New Method Improves Renal Transplant Biopsy Accuracy

Molecular measurements allow for more accurate classification of borderline rejection biopsies

MONDAY, Oct. 24 (HealthDay News) -- Adding molecular phenotyping to histological classification of kidney transplantation biopsies facilitates more accurate classification of borderline rejection biopsies, and helps eliminate this category in most cases, according to a study published online Oct. 12 in the American Journal of Transplantation.

Declan G. de Freitas, M.D., from the University of Alberta in Edmonton, Canada, and colleagues examined the nature of borderline biopsies in an attempt to eliminate the borderline histological category in the current Banff classification of inflamed biopsies in kidney transplantation. They investigated the molecular changes in 40 borderline, 35 T-cell-mediated rejection (TCMR), and 116 nonrejection biopsies, using microarrays to assess T-cell burden, a rejection classifier, a canonical TCMR classifier, and risk score.

The investigators found that assessment of the molecular changes reassigned 33 percent of borderline biopsies as TCMR-like, and 67 percent as nonrejection-like.
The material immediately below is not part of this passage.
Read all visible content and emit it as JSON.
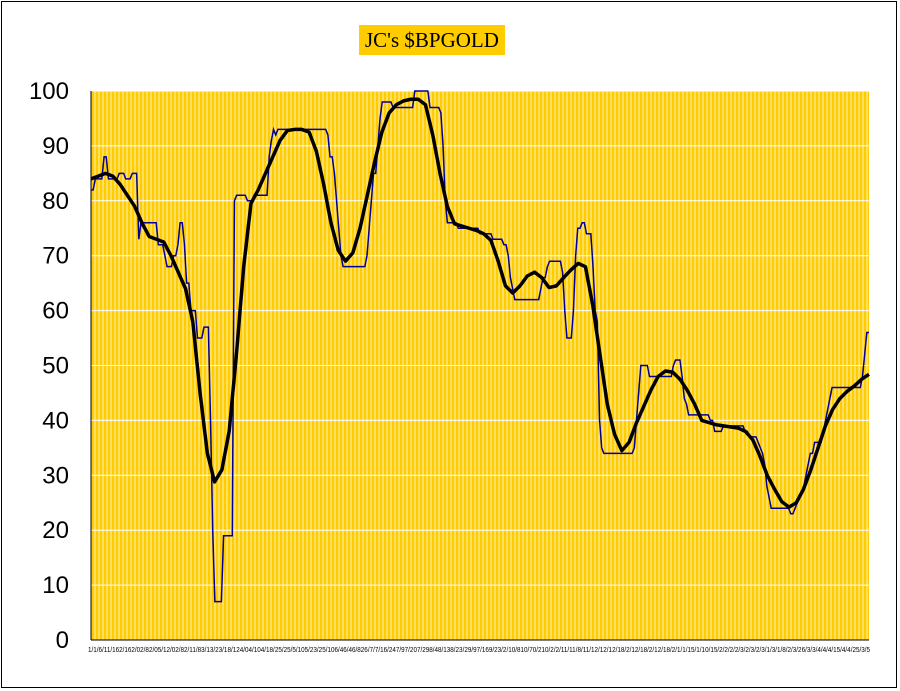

Atrophy-scarring, which interferes with assessment of inflammation and tubulitis, was a major reason that histology diagnosed molecularly-defined TCMR biopsies as borderline. However, in 85 percent of cases reviewed using decision tree analysis, an all cortical inflammation greater than 27 percent and tubulitis extent of greater than 3 percent matched the molecular diagnosis of TCMR.

"Most cases designated borderline by histopathology are found to be nonrejection by molecular phenotyping. Both molecular measurements and histopathology offer opportunities for more precise assignment of these cases after clinical validation," the authors write.

The study was partially funded by Novartis, Bristol-Myers Squibb, and Genome Canada. One of the study authors disclosed financial ties to Transcriptome Sciences Inc., which has an interest in molecular diagnostics.